Annie öffnete die Haustür und setzte ihr Willkommenslächeln auf.
Ihre Kiefer klappten herunter, als sie und Lana Elena aus dem Taxi steigen, zum Fahrerfenster schreiten, eine Geldbörse aus der Gesäßtasche ihrer Röhrenjeans zerren sahen, um ihn zu bezahlen und dann, die Koffer wie zwei gehorsame Hündchen im Schlepptau, zum Gartentor zu tänzeln.
Sie ist mindestens zwanzig!,
war das Erste, was Annie durch den Kopf schoss, gefolgt von:
Sie ist bezaubernd schön, sieht aber nach Ärger aus.
Lanas höfliches Lächeln hatte sich zu etwas entschieden aufrichtiger Begeistertem ausgeweitet.
Oh mein Gott! Da ist sie!,
sagte Lana zu sich selbst.
Meine – neue – beste – Freundin!
Elena blieb am Gartentor stehen und blickte zu Annie und Lana auf der Haustürtreppe auf.
»Guten Tag, ich bin Elena«, stellte sie sich fröhlich mit dem gleichen Akzent wie ihre Mutter vor. »Danke für die Einladung.«
»Komm rein!«, forderte Annie sie auf und stieg die Treppe hinunter, um ihr einen Koffer abzunehmen. »Wie schön, dich kennenzulernen!

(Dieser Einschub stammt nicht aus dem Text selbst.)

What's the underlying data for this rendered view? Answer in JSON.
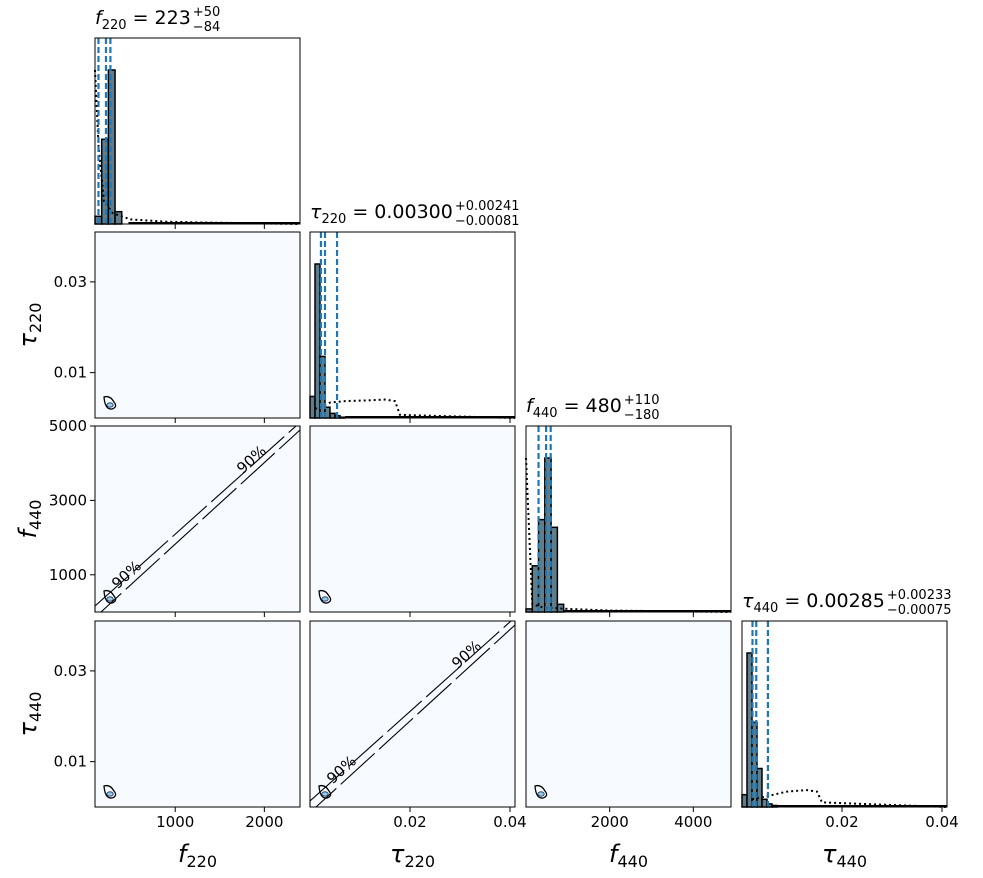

Es ist eine Überraschung, aber eine sehr angenehme. Du bist viel erwachsener, als ich erwartet hatte.«
»Ja, ich bin zweiundzwanzig«, bestätigte Elena. »Hat meine Mutter Ihnen nicht gesagt, weil sie immer schwindelt über ihr Alter, wie?«
»Wie alt ist sie denn?«
Es war hinterhältig, aber Annie musste einfach fragen. Dieses Mädchen wusste es bestimmt, und dies war womöglich Annies einzige Chance, es je herauszufinden. In ein, zwei Tagen würde Svetlana Elena bestimmt bestochen haben, damit sie es nie verriet.
»Fünfundvierzig«, antwortete Elena.
Annie schnappte nach Luft. Das war viel älter, als sie erwartet hatte, aber – mein lieber Mann! – Svetlana musste wohl mit einem Tross von Kosmetikerinnen auf Du und Du sein!
»Sie hat mir nie von dir erzählt«, sagte Annie. Noch immer schwang die Überraschung in ihrer Stimme mit.
»Hab ich sie heute zum ersten Mal gesehen«, erklärte Elena. Sie hatte jetzt die Haustür erreicht und streckte Lana die Hand entgegen.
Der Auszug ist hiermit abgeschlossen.